Get a genetic screening as soon as reasonably possible, and make sure all genetic flags of all types of EDS are checked, both concrete and corollary. If the mother has cEDS, for instance, don't just check for cEDS. Check for vEDS, kEDS, hEDS and more. Even if you are unable to get a concrete answer, just being told "the child has many of the genetic markers that correlate with hEDS" can let you know that there's a good chance that they'll develop symptoms at some point, and to keep that in mind.
If you suspect the child may have Vascular EDS (vEDS), it's imperative that you get a genetic screening ASAP. If untreated, vEDS can be potentially lethal, or lead to a substantially reduced lifespan.
Note down EDS symptoms as they come. Hypermobility, fragile skin, visible veins, chronic fatigue, chronic pain, dislocations & subluxation, etc. Note the symptom/trait, what they affect, and when this symptom was first observed.
These symptoms also come at different ages. For example, the hypermobility is usually degenerative. That is to say, you start out incredibly hypermobile, but as with most abled people, the condition worsens with time, potentially becoming arthritic in old age. This contrasts with chronic fatigue and chronic pain, which become most apparent at around the age of 10-15. Of course, it varies case-by case.

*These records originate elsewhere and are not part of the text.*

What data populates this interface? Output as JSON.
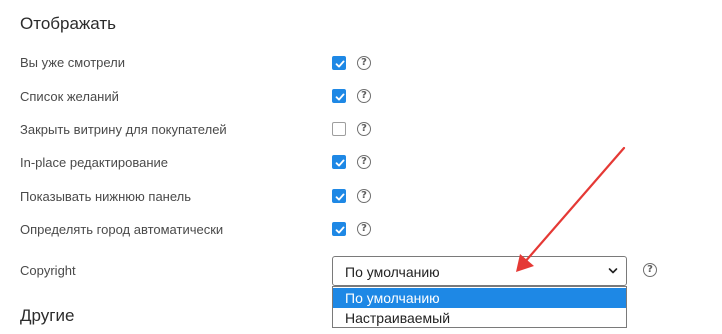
{
  "sections": {
    "display_title": "Отображать",
    "other_title": "Другие"
  },
  "settings": [
    {
      "label": "Вы уже смотрели",
      "checked": true
    },
    {
      "label": "Список желаний",
      "checked": true
    },
    {
      "label": "Закрыть витрину для покупателей",
      "checked": false
    },
    {
      "label": "In-place редактирование",
      "checked": true
    },
    {
      "label": "Показывать нижнюю панель",
      "checked": true
    },
    {
      "label": "Определять город автоматически",
      "checked": true
    }
  ],
  "help_glyph": "?",
  "copyright": {
    "label": "Copyright",
    "selected": "По умолчанию",
    "options": [
      "По умолчанию",
      "Настраиваемый"
    ],
    "highlighted_option": "По умолчанию"
  },
  "colors": {
    "accent": "#1e88e5",
    "arrow": "#e53935"
  },
  "icons": {
    "checkbox_checked": "check-icon",
    "help": "question-circle-icon",
    "dropdown": "chevron-down-icon",
    "annotation": "arrow-icon"
  }
}
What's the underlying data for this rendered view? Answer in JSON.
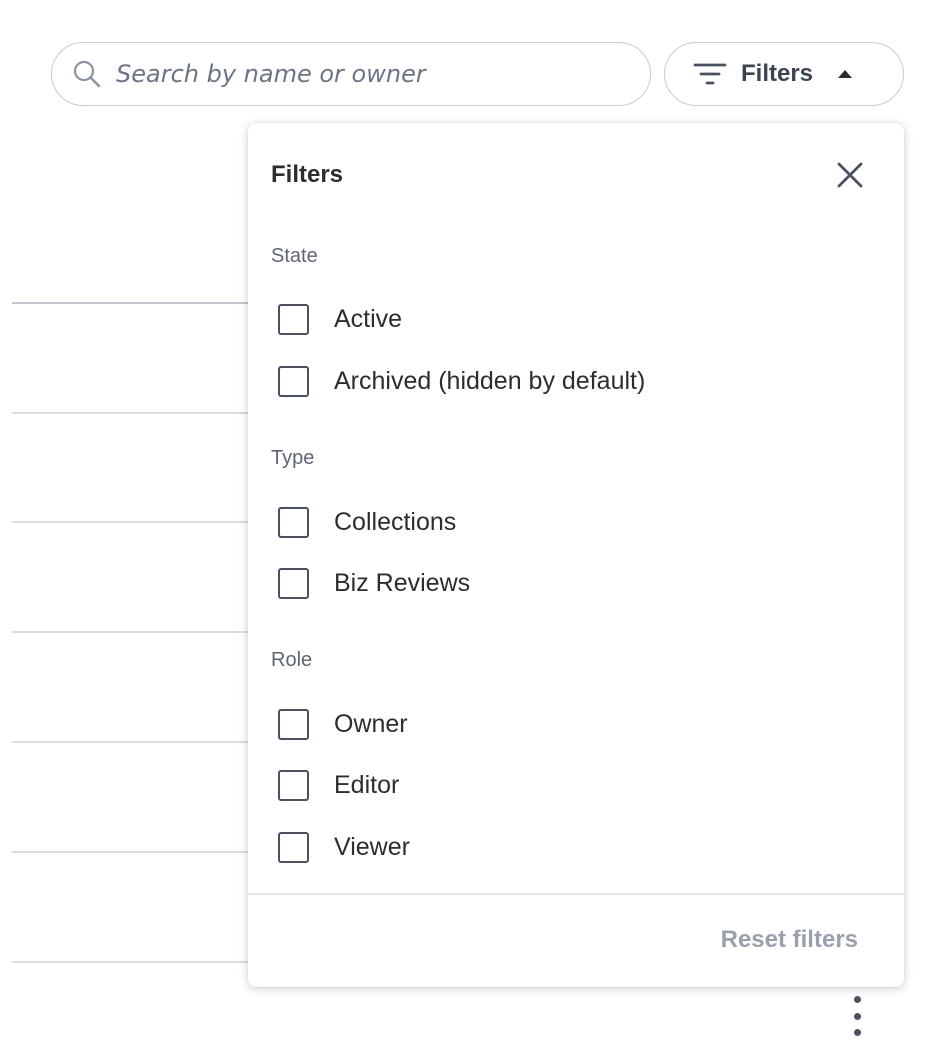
{
  "search": {
    "placeholder": "Search by name or owner",
    "value": "",
    "icon": "search-icon"
  },
  "filter_toggle": {
    "label": "Filters",
    "icon": "filter-lines-icon",
    "caret": "caret-up-icon"
  },
  "popover": {
    "title": "Filters",
    "close_icon": "close-icon",
    "sections": [
      {
        "label": "State",
        "options": [
          {
            "label": "Active",
            "checked": false
          },
          {
            "label": "Archived (hidden by default)",
            "checked": false
          }
        ]
      },
      {
        "label": "Type",
        "options": [
          {
            "label": "Collections",
            "checked": false
          },
          {
            "label": "Biz Reviews",
            "checked": false
          }
        ]
      },
      {
        "label": "Role",
        "options": [
          {
            "label": "Owner",
            "checked": false
          },
          {
            "label": "Editor",
            "checked": false
          },
          {
            "label": "Viewer",
            "checked": false
          }
        ]
      }
    ],
    "reset_label": "Reset filters"
  },
  "row_menu_icon": "more-vertical-icon",
  "colors": {
    "text": "#2b2d31",
    "muted": "#6b7585",
    "border": "#c8ccd2",
    "reset": "#9aa1ad"
  }
}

Once there are enough symptoms - if there are enough symptoms - to warrant a diagnosis, then it's a good idea to seek one.
And as a sort of P.S., as the kid grows up, make sure to independently check on them with time. I never complained about my symptoms until I was already an adult, since I thought the symptoms I had were normal. I was always told I was overreacting, or being just lazy & weak, or that "everyone has something like that". Because of this, I basically lost my entire childhood and formative years. Don't wait for your kid to report in symptoms, because there's every chance that they won't, even if they do. Make sure that you actively check to see if they develop any traits.